奥田民生の「無」

 平成生まれの私は最近恥ずかしながら奥田民生を聞いた。その印象は「無」を志向する柔らかな反逆だ。そのルーツは東洋的な無の境地なのだと私は信じている。私たちは会社で働いて、上司に頭を下げ、同僚と出世競争を繰り広げている。そんないざこざなしにほとんどの人間は悲しいかな、生きていくことができないのである。私たちは「無」に憧れる。私たちが未だ何も生み出さなかった世界へ。無垢の世界に。

 

『さすらい』

「♪さすらおう この世界中を

転がり続けて歌うよ 旅路の歌を

 

周りはさすらわぬ人ばっか

風の先の終わりを見ていたらこうなった

雲の形を間に受けてしまった」

 

私たちは社会に出てやがて「風の先の終わり」をみることを忘れて、社会に啓蒙され、結婚して、ローン3000万の家を買ってローン地獄に陥って世俗に流されていく。そうやってシステムに依存し、取り込まれて生きていくことになる。それがこの世界の常識である。偏見である。

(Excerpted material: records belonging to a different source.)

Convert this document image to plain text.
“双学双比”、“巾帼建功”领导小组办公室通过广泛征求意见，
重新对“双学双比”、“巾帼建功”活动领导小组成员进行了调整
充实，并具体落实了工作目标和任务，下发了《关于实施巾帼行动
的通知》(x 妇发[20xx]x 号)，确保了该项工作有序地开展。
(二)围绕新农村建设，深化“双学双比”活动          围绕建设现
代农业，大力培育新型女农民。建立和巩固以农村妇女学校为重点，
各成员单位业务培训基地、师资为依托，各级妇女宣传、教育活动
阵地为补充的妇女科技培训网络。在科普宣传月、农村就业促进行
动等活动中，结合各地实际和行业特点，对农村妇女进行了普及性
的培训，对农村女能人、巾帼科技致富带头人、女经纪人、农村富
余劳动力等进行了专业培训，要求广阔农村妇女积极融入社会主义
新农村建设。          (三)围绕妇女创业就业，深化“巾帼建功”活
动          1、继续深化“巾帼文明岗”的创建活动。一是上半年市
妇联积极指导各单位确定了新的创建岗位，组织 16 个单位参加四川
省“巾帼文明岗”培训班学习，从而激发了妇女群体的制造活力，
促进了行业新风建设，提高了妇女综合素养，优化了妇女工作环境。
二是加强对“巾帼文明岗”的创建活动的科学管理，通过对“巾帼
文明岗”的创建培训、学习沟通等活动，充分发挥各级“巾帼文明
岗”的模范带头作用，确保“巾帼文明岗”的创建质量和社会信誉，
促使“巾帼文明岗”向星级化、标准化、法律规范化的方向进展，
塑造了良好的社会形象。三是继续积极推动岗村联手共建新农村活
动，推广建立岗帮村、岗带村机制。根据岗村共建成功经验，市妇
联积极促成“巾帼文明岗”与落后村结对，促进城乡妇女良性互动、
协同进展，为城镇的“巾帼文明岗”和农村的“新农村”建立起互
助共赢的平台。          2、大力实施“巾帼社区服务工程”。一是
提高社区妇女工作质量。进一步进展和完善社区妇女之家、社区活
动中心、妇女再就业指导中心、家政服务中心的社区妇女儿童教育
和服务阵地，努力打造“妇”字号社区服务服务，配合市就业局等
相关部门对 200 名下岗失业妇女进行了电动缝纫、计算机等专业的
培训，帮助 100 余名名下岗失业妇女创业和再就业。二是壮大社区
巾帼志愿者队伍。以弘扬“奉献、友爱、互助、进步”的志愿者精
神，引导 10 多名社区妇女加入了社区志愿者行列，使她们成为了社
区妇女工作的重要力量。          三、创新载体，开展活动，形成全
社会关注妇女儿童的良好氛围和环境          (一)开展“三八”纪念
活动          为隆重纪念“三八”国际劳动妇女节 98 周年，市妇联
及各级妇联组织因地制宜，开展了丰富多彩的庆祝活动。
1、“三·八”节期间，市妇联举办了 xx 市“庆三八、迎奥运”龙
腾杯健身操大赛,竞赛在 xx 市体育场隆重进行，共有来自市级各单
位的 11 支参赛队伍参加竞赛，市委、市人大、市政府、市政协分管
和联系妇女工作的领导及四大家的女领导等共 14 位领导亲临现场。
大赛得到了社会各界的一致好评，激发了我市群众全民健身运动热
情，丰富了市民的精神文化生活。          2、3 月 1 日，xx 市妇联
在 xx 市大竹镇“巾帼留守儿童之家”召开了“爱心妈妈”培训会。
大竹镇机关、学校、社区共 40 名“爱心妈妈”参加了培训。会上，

 詩人的に生きるということは雲のように生きることなのだ。彼は自由を尊ぶ。彼は働かないし、正義も振りかざさないし、ましてや戦争などもってのほかだ。彼はあらゆる価値を信じない。卑近で言えばワンパンマンのスイリュウの生き方だ。彼はヒーローとして生きることを拒み、「自由」のために武術を習い、強くなり、気が向いたら賞金稼ぎのために武闘大会に出場する。